Re: Low activity
Actually, you have a point. We are currently nearing a solar minimum; not just as part of the 11-year cycle, but as part of a larger cycle (41Kr). There is significant evidence pointing to a gradually decreasing amount of solar radiation received by earth over the past 50 years. This lines up well with the overall pre-1900s climactic trends which have shown Earth on the path towards a new ice age. Had humans not dramatically altered the climate, Earth would likely have well and truly begun the next ice age approximately 1000 years from now.
That isn't to say the amount of CO2 we've dumped into the atmosphere is magically a "good thing." The change is so sudden that most ecosystems wills struggle to cope, we're already seeing an unprecedented extinction rate and the slowly altering climate is driving more extreme weather events which cost billions to cope with. In addition to this the climate is slowly changing rainfall patterns over entire continents; this will lead to further issues for many species, including ours.

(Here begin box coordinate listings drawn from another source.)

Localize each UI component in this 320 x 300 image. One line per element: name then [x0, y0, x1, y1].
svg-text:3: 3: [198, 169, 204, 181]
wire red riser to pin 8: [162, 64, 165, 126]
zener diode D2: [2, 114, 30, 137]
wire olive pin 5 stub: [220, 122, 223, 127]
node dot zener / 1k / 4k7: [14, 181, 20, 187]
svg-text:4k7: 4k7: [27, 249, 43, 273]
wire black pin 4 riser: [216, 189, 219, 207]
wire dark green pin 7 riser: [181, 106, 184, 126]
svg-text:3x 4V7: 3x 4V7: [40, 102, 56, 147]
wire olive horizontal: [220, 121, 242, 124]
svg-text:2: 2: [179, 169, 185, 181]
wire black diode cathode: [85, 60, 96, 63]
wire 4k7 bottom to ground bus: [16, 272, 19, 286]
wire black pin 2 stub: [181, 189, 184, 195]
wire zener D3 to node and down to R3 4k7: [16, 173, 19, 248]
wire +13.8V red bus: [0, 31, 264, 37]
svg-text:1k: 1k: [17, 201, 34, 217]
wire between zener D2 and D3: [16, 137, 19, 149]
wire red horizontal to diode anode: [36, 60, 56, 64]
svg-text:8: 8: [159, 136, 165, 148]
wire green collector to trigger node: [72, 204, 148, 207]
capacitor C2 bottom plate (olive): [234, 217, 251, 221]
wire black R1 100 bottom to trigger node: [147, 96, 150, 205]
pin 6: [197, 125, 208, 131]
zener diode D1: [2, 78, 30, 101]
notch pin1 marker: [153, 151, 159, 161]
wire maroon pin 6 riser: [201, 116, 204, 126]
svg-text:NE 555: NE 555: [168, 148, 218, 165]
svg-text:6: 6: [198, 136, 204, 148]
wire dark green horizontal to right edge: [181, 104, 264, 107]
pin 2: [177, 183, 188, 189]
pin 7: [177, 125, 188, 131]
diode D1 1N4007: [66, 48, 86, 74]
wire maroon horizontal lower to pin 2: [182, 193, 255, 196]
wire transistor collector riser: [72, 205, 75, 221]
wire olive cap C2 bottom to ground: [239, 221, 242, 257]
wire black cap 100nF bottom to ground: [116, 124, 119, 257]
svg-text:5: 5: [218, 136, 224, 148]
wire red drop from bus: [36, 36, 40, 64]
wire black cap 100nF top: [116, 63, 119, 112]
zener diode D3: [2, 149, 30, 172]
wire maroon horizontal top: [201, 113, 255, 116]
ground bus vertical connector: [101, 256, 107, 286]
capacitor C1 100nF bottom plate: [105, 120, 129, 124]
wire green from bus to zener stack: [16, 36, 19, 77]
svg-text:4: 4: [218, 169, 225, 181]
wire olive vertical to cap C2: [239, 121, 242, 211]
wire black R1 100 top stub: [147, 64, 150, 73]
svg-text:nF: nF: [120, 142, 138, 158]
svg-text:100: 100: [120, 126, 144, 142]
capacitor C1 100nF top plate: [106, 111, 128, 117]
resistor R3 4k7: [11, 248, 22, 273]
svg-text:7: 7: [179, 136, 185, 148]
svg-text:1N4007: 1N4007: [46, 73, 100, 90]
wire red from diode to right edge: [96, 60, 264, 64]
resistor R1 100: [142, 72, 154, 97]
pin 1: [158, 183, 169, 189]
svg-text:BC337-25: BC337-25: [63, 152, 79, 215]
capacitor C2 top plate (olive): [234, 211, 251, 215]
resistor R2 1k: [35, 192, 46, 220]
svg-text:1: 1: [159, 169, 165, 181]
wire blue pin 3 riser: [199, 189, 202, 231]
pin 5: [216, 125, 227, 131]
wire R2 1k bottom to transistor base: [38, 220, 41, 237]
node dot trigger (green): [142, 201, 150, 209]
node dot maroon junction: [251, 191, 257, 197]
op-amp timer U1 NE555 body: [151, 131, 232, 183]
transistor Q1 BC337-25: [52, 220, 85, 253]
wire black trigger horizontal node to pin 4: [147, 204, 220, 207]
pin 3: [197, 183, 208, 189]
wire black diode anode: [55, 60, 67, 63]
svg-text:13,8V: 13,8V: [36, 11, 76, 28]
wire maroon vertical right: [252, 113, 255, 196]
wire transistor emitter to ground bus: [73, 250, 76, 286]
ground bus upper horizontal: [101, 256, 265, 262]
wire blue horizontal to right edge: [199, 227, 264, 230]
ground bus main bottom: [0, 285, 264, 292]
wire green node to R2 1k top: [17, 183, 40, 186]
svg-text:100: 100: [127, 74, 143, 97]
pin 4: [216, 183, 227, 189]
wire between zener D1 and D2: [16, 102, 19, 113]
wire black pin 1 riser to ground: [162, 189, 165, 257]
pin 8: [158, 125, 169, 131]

Earth is by no means doomed, but a significant number of her species are; we've triggered the most rapid extinction event since the Yucatan impactor/Siberian Traps double-whammy wiped out the non-avian dinosaurs and almost half the marine ecosphere. That will take millions of years to climb back from. Even if we dropped everything and put our backs into mitigation, we'll still see some pretty outrageous effects manifest over the course of the next 500 years.
Small variations in axial tilt can cause events like the little ice age (indeed, it's one theory for the event) as can longer solar cycles than the standard 11-year cycle. Which we may be currently in the midst of, as part of that measured 50-year decrease insolation. Indeed, this has to be combined with the fact that high amounts of particulates in the air - first by the west in the early-mid 1900s and now by China and India - have kept the surface temperatures artificially low for something like 75 years.
Right now we're largely insulated from the effects of the amount of CO2 in our atmosphere. As we climb out of the current solar cycle to see increased insolation of the Earth (again, a separate item from the 11-year cycle discussed int eh article) we'll really begin to feel it. In a much shorter time frame China and India's switch away from coal (in an attempt to make their air breathable once more) will see the particulate levels of our atmosphere drop precipitously; this will lead to dramatic increases in global average temperature (likely on the order of 2 degrees C) within our lifetimes.
So while the 11-year solar cycle is not responsible for a notable decrease in insolation, we are indeed at the lower end of a larger cycle, though not quite at the bottom of certain even larger cycles (such as the Milankovitch cycles which dictate changes in our orbit over time.) Clear as mud? Good.